Could it be done in compile time or there are fundamental obstacles?

The outer reference is suppressed if the inner class is private, but not if it is final. Why? Assume

class A:
  class B

Some code in a different compilation unit could have a test like this:

  val a = A()
  val b = a.B()

  def f(x: Any) = x match
    case x: a.B => ???

To implement that test correctly, we need to check whether the outer reference of x equals a.

4 Likes

Experimented further with javap decompilation. I observe that when a nested class is declared private and…

  1. makes no references to fields of its enclosing class, it is generated without an outer reference.

  2. makes any reference to a field/method of the outer class, this transparently triggers the inclusion of an outer ref into its constructor bytecode.

2 Likes

This is just part of the broader difference, that in Scala you can’t inherit static members. Instead static members go in a final companion object.

As you said, in scala nesting rules are consistent and don’t discriminate. So this rule, and difference from Java, applies equally to member classes as to member methods and fields.

2 Likes

Thanks for mentioning this behavior.

I just went on an odyssey from an open ticket through the ecosystem of tickets surrounding the nested final class problem.

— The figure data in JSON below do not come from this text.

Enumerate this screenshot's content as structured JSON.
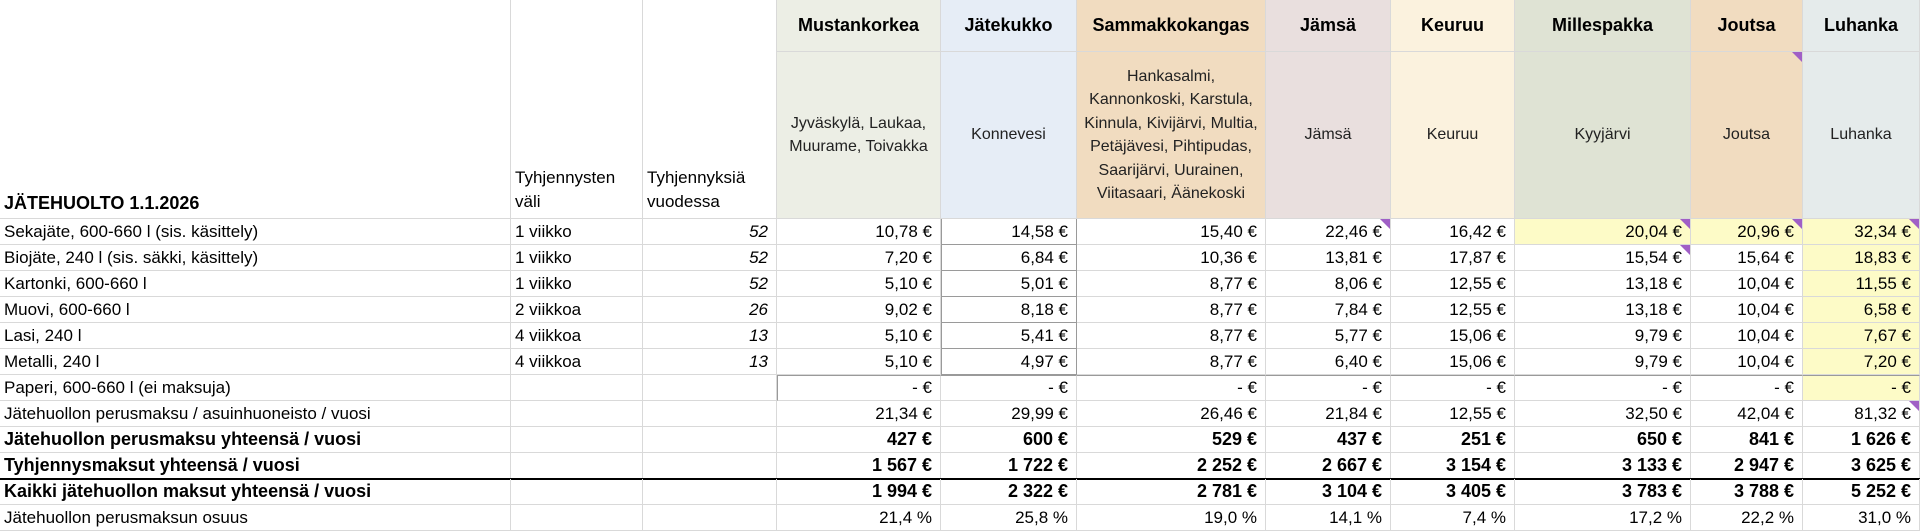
{
  "title": "JÄTEHUOLTO 1.1.2026",
  "col_interval_header": "Tyhjennysten väli",
  "col_count_header": "Tyhjennyksiä vuodessa",
  "providers": [
    {
      "name": "Mustankorkea",
      "municipalities": "Jyväskylä, Laukaa, Muurame, Toivakka",
      "color": "#eceee5"
    },
    {
      "name": "Jätekukko",
      "municipalities": "Konnevesi",
      "color": "#e6edf6"
    },
    {
      "name": "Sammakkokangas",
      "municipalities": "Hankasalmi, Kannonkoski, Karstula, Kinnula, Kivijärvi, Multia, Petäjävesi, Pihtipudas, Saarijärvi, Uurainen, Viitasaari, Äänekoski",
      "color": "#f1dcc0"
    },
    {
      "name": "Jämsä",
      "municipalities": "Jämsä",
      "color": "#e9dfde"
    },
    {
      "name": "Keuruu",
      "municipalities": "Keuruu",
      "color": "#fbf2de"
    },
    {
      "name": "Millespakka",
      "municipalities": "Kyyjärvi",
      "color": "#dfe3d4"
    },
    {
      "name": "Joutsa",
      "municipalities": "Joutsa",
      "color": "#f1dcc0"
    },
    {
      "name": "Luhanka",
      "municipalities": "Luhanka",
      "color": "#e5ebeb"
    }
  ],
  "rows": [
    {
      "label": "Sekajäte, 600-660 l (sis. käsittely)",
      "interval": "1 viikko",
      "count": "52",
      "values": [
        "10,78 €",
        "14,58 €",
        "15,40 €",
        "22,46 €",
        "16,42 €",
        "20,04 €",
        "20,96 €",
        "32,34 €"
      ]
    },
    {
      "label": "Biojäte, 240 l (sis. säkki, käsittely)",
      "interval": "1 viikko",
      "count": "52",
      "values": [
        "7,20 €",
        "6,84 €",
        "10,36 €",
        "13,81 €",
        "17,87 €",
        "15,54 €",
        "15,64 €",
        "18,83 €"
      ]
    },
    {
      "label": "Kartonki, 600-660 l",
      "interval": "1 viikko",
      "count": "52",
      "values": [
        "5,10 €",
        "5,01 €",
        "8,77 €",
        "8,06 €",
        "12,55 €",
        "13,18 €",
        "10,04 €",
        "11,55 €"
      ]
    },
    {
      "label": "Muovi, 600-660 l",
      "interval": "2 viikkoa",
      "count": "26",
      "values": [
        "9,02 €",
        "8,18 €",
        "8,77 €",
        "7,84 €",
        "12,55 €",
        "13,18 €",
        "10,04 €",
        "6,58 €"
      ]
    },
    {
      "label": "Lasi, 240 l",
      "interval": "4 viikkoa",
      "count": "13",
      "values": [
        "5,10 €",
        "5,41 €",
        "8,77 €",
        "5,77 €",
        "15,06 €",
        "9,79 €",
        "10,04 €",
        "7,67 €"
      ]
    },
    {
      "label": "Metalli, 240 l",
      "interval": "4 viikkoa",
      "count": "13",
      "values": [
        "5,10 €",
        "4,97 €",
        "8,77 €",
        "6,40 €",
        "15,06 €",
        "9,79 €",
        "10,04 €",
        "7,20 €"
      ]
    },
    {
      "label": "Paperi, 600-660 l (ei maksuja)",
      "interval": "",
      "count": "",
      "values": [
        "-    €",
        "-    €",
        "-    €",
        "-    €",
        "-    €",
        "-    €",
        "-    €",
        "-    €"
      ]
    },
    {
      "label": "Jätehuollon perusmaksu / asuinhuoneisto / vuosi",
      "interval": "",
      "count": "",
      "values": [
        "21,34 €",
        "29,99 €",
        "26,46 €",
        "21,84 €",
        "12,55 €",
        "32,50 €",
        "42,04 €",
        "81,32 €"
      ]
    }
  ],
  "summary_rows": [
    {
      "label": "Jätehuollon perusmaksu yhteensä / vuosi",
      "values": [
        "427 €",
        "600 €",
        "529 €",
        "437 €",
        "251 €",
        "650 €",
        "841 €",
        "1 626 €"
      ]
    },
    {
      "label": "Tyhjennysmaksut yhteensä / vuosi",
      "values": [
        "1 567 €",
        "1 722 €",
        "2 252 €",
        "2 667 €",
        "3 154 €",
        "3 133 €",
        "2 947 €",
        "3 625 €"
      ]
    },
    {
      "label": "Kaikki jätehuollon maksut yhteensä / vuosi",
      "values": [
        "1 994 €",
        "2 322 €",
        "2 781 €",
        "3 104 €",
        "3 405 €",
        "3 783 €",
        "3 788 €",
        "5 252 €"
      ]
    }
  ],
  "share_row": {
    "label": "Jätehuollon perusmaksun osuus",
    "values": [
      "21,4 %",
      "25,8 %",
      "19,0 %",
      "14,1 %",
      "7,4 %",
      "17,2 %",
      "22,2 %",
      "31,0 %"
    ]
  },
  "colors": {
    "highlight": "#fdfbc7",
    "comment_marker": "#a05fc6",
    "gridline": "#d9d9d9"
  }
}
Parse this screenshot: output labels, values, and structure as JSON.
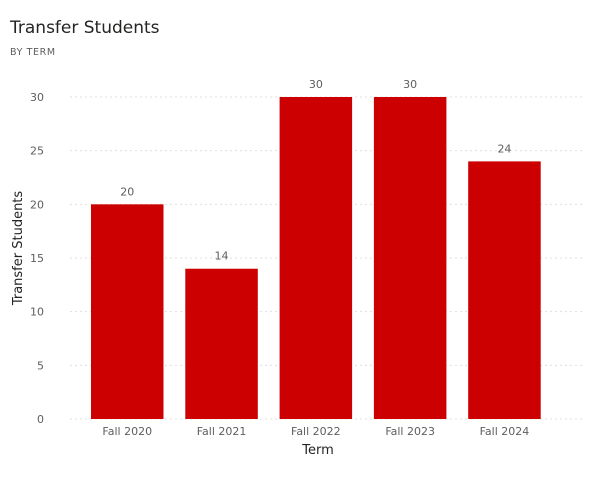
{
  "visual": {
    "title": "Transfer Students",
    "subtitle": "BY TERM"
  },
  "colors": {
    "bar": "#cc0000",
    "grid": "#e1dfdd",
    "text": "#605e5c"
  },
  "chart_data": {
    "type": "bar",
    "categories": [
      "Fall 2020",
      "Fall 2021",
      "Fall 2022",
      "Fall 2023",
      "Fall 2024"
    ],
    "values": [
      20,
      14,
      30,
      30,
      24
    ],
    "data_labels": [
      "20",
      "14",
      "30",
      "30",
      "24"
    ],
    "xlabel": "Term",
    "ylabel": "Transfer Students",
    "ylim": [
      0,
      30
    ],
    "yticks": [
      0,
      5,
      10,
      15,
      20,
      25,
      30
    ],
    "grid": true,
    "legend": "none"
  }
}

I wasn’t aware of the degree of pain it inflicted.

xeno-by invented a workaround that leverages the “package object facade pattern”. He laments, “it’s been plaguing our lives for more than three years now.” That was 2017 and I think he meant his life. But it was on Adriaan’s radar even earlier. Over ten years is a long time to live with a pain point that everyone agrees is just a bug.

There is a Dotty ticket for nested traits without outer pointers. We may call them “withouters” for short. That ticket is tentatively milestoned for Scala 4.

1 Like

There is a Dotty ticket for nested traits without outer pointers. We may call them “withouters” for short. That ticket is tentatively milestoned for Scala 4.

Uh, is Scala 4 a thing? Initially I assumed it was er… a Snytt-ism :stuck_out_tongue_closed_eyes: … but Seth mentioned it as well.

Scala 4 is not a thing, no.

1 Like

It’s not a thing until it’s a Sebisme.